Китаевичи не вняли моим воплям и вскоре прислали набор с огромным количеством исправлений. Сводились они, в основном, к уничтожению своеобразной губермановской интонации. Его длинные, чуть захлёбывающиеся фразы, с часто применяемой инверсией, были разбиты точками, причёсаны, обесцвечены. В сопроводительном письме Китаевич объяснял: «Да, я отдаю себе отчёт в том, что мой лучший друг, Игорь Губерман, предпочёл бы увидеть свою книгу напечатанной точно в таком виде, как он написал её. Но в то же время я не могу допустить, чтобы книга моего лучшего друга вышла в таком виде, как он написал её».
Что было делать? Подчиниться этому «тиранству во имя дружбы» мы не могли. Достаточно для меня было истории с книгой Кублановского. Проект издания завис. Напористый Китаевич тем временем слал грозные письма и объяснял всем и каждому, что Ефимовы по лени тормозят выход книги преследуемого в СССР поэта. Продолжалось это чуть ли не полгода.
Спасли опять же ветры перестройки. В 1987 году непредсказуемые советские власти непредсказуемо выпустили Губермана на Запад. Мы вздохнули с облегчением и немедленно послали ему в Израиль наш набор и правку Китаевичей. Он тактично принял полдюжины исправлений, предложенных его друзьями, и книга ушла в типографию. Продавалась она хорошо, известность Губермана быстро росла. Но с добрым тираном Китаевичем общаться мы с тех пор избегали.
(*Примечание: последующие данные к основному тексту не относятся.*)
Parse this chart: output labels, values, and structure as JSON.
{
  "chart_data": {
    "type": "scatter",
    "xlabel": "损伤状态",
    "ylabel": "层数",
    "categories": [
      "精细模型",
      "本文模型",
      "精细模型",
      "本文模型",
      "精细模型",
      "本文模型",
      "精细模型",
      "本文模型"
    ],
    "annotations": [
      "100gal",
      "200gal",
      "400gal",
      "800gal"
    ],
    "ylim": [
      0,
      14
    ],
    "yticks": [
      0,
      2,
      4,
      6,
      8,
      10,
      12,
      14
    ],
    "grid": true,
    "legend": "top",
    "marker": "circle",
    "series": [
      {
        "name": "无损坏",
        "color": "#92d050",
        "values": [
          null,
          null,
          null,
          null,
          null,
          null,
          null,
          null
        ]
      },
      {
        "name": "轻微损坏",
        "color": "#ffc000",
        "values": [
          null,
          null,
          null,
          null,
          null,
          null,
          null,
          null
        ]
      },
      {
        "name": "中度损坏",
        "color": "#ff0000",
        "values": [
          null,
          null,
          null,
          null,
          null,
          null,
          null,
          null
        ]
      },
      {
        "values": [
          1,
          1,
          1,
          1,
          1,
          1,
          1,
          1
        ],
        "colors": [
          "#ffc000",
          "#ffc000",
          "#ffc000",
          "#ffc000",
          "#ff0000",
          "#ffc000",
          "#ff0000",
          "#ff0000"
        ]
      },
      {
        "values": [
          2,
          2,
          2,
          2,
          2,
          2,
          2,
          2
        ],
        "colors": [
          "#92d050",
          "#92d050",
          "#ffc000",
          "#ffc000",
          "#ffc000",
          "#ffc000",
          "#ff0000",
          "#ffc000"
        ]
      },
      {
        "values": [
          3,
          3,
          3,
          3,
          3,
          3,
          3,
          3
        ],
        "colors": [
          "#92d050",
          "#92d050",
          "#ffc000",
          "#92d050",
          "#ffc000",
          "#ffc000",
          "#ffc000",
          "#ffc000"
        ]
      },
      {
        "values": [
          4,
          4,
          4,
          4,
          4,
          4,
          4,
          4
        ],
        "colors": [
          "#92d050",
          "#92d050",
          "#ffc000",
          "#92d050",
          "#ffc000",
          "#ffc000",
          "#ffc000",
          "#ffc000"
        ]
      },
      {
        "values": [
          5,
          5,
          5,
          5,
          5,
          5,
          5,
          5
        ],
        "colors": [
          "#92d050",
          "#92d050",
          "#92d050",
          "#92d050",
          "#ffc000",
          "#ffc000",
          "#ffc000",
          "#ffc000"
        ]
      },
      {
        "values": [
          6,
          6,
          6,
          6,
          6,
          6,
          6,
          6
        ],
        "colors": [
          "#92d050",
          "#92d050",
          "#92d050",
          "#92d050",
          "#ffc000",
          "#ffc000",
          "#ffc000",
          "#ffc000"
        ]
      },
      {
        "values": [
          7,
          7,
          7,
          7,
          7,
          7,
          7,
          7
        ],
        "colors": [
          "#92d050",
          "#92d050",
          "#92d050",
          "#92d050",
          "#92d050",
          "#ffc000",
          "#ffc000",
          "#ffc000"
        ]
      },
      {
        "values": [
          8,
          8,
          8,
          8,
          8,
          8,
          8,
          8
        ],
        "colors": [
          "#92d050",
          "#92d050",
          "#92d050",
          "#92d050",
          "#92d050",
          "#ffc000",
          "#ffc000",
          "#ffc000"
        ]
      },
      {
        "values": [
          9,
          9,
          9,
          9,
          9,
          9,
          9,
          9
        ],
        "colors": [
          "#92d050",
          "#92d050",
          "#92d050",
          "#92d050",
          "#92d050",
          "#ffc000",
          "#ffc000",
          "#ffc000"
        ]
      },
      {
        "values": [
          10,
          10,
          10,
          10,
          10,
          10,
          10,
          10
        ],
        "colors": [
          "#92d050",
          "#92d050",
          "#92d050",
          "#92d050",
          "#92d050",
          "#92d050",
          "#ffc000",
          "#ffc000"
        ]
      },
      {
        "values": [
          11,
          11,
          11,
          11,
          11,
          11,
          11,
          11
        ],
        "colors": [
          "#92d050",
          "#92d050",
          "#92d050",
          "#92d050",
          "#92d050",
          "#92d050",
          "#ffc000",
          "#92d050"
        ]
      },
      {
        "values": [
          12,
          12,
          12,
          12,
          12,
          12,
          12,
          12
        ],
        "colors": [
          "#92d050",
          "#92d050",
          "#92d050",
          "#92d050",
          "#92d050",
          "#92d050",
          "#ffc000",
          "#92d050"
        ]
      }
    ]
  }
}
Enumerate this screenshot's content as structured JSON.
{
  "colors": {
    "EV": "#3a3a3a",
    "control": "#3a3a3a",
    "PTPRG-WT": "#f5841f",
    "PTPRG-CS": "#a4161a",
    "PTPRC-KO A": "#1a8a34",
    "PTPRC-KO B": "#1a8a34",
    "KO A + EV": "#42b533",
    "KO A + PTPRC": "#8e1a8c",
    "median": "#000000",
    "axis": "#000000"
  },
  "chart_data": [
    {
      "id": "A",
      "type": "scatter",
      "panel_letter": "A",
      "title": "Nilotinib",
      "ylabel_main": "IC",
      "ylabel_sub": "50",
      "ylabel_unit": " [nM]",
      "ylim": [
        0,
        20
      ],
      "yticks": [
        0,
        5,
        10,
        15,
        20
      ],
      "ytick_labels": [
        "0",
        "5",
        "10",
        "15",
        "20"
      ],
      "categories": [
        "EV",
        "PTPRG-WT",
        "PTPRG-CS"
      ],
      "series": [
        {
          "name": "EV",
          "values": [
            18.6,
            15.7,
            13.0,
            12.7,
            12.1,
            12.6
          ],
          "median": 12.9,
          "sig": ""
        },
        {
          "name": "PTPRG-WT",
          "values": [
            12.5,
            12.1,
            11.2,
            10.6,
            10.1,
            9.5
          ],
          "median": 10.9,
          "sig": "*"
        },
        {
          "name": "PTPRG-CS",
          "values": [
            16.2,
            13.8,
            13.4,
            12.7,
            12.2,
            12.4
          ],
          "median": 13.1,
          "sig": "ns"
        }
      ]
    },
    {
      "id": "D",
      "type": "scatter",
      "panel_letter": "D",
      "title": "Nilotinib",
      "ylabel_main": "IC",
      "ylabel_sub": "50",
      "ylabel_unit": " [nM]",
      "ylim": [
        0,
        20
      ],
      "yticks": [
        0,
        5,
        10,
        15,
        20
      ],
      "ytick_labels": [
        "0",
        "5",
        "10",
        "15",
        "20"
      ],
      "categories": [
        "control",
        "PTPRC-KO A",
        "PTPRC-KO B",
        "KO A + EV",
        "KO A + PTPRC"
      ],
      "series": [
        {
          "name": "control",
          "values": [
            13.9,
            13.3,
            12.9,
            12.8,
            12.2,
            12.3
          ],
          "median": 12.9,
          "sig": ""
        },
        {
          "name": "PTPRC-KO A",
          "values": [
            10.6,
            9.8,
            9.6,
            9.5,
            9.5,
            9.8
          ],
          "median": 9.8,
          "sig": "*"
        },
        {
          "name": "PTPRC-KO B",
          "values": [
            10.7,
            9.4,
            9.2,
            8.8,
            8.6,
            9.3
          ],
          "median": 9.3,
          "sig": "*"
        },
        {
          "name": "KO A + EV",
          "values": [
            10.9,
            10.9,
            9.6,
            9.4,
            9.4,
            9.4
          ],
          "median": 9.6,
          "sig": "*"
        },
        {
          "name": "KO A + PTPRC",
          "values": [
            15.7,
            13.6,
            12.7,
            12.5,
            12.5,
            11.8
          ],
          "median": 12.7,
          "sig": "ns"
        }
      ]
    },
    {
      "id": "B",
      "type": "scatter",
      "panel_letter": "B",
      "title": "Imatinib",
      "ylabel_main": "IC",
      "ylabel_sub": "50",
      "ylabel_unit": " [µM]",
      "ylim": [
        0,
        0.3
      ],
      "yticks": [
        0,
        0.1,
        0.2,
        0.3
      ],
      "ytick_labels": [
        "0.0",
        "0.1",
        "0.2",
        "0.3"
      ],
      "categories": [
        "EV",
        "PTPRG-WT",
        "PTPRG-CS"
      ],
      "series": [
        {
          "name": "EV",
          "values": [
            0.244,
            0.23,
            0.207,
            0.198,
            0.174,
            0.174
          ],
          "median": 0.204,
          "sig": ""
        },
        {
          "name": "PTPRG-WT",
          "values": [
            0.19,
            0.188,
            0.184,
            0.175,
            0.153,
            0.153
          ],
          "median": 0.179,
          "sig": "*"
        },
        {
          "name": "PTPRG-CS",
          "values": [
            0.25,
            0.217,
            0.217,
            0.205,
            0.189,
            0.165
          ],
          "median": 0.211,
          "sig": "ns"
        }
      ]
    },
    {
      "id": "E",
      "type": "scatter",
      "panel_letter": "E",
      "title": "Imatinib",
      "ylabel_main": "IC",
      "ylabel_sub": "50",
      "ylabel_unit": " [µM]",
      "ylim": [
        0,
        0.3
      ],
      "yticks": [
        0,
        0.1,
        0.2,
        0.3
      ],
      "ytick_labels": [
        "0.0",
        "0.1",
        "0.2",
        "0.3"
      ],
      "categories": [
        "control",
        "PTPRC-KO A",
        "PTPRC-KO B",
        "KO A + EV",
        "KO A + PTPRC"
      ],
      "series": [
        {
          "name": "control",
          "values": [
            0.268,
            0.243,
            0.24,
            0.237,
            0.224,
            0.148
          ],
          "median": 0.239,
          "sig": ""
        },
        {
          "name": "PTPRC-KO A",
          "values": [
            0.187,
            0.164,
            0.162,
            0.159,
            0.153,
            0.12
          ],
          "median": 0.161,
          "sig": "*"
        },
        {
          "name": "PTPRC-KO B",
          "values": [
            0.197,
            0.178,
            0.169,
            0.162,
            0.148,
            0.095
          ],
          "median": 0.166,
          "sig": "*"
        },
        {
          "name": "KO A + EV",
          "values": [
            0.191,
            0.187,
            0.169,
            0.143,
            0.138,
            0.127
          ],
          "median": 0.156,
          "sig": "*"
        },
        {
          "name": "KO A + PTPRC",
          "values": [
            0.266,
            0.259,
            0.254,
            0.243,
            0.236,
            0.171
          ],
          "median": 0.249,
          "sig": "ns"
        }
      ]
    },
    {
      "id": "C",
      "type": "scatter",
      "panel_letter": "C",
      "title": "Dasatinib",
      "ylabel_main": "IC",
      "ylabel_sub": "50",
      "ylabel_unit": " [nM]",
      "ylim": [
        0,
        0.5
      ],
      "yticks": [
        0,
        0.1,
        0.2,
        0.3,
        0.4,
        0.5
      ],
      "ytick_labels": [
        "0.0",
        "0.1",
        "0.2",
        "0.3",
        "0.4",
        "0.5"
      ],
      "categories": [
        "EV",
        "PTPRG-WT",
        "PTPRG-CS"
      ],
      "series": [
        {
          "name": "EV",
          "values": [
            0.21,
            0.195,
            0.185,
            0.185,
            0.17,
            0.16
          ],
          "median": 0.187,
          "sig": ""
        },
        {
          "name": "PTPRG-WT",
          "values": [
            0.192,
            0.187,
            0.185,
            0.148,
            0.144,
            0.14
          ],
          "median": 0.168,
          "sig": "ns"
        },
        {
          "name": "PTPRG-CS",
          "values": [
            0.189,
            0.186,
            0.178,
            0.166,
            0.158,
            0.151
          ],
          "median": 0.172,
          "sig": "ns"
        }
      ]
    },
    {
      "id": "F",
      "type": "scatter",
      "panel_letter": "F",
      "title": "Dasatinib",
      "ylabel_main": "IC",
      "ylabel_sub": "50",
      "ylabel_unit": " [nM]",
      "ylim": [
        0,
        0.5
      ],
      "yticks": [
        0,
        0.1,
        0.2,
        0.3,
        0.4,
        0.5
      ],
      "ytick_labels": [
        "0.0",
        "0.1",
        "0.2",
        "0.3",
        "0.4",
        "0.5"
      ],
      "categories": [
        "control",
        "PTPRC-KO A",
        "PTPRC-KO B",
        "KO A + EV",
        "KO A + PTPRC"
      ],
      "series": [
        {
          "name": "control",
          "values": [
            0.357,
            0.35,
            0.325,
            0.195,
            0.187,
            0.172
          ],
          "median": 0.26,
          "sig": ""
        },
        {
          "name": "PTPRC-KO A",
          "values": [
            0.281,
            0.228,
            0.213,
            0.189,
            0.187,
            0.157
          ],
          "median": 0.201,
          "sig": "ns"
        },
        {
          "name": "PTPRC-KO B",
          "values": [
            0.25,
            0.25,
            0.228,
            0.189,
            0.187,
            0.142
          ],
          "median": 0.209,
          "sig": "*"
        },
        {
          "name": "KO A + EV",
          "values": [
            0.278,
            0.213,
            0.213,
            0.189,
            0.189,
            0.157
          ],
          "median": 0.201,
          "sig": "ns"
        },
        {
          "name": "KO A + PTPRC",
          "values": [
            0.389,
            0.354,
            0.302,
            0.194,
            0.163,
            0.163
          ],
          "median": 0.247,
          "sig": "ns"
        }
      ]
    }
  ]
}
NB: У всех забытых нами редакторов Бабеля и Платонова, Зощенко и Олеши наверняка в глубине души было вздыхающее и снисходительно-надменное чувство, что, мол, «да, они талантливы, очень талантливы, но насколько выиграли бы их произведения, если бы они вовремя поняли и учли наши замечания и поправки».
Почему-то Соломон Волков предпочёл обратиться к нам не прямо — хотя мы были уже знакомы, — но через Довлатова. Тот писал мне в мае 1986 года: «Соломон Волков просил меня узнать, интересует ли Вас такая книжка. Пятьдесят (а может тридцать) фотографий видных советских деятелей со всякими, отчасти анекдотическими, отчасти фотографическими, байками про них. Снимки — Марианны Волковой, подписи — мои + других мемуаристов (со ссылками), несколько анекдотов из Наймана, Бродского, Рейна. Может быть, такую книжку удастся как-то повернуть в сторону университетов: срез советского общества, культура, фото-характеры, публицистика в анекдотах и т.д. Что Вы об этом думаете?»
Я сразу откликнулся согласием. «Любая книжка, задуманная и составленная Волковыми и Довлатовым, меня интересует, и я готов обсуждать её на любой стадии готовности и в любой форме. Пусть Волковы позвонят и приезжают, или мы можем договориться о встрече в городе».
Параллельно начались переговоры об издании сборника интервью, которые Волков брал у Бродского в течение нескольких лет. Я был знаком с ними по газетным публикациям и был бы рад включить такую книгу в наш каталог. Поздравляя Бродского с Нобелевской премией в октябре 1987 года, я писал:
«Дорогой Иосиф! Хотя мы вручили тебе эту премию мысленно уже двадцать лет назад, нас очень обрадовало, что Нобелевский комитет, наконец, присоединился к нашему мнению. Поздравляем, поздравляем! Выпиваем, выпиваем за здоровье.
Нам бы очень хотелось ускорить выпуск книги Соломона Волкова “О четырёх поэтах”. И было бы легче, если бы ты каким-нибудь значком или закорючкой подтвердил, что не возражаешь. Напиши прямо на этом письме, вложи в прилагаемый конверт и отправь нам — того и довольно».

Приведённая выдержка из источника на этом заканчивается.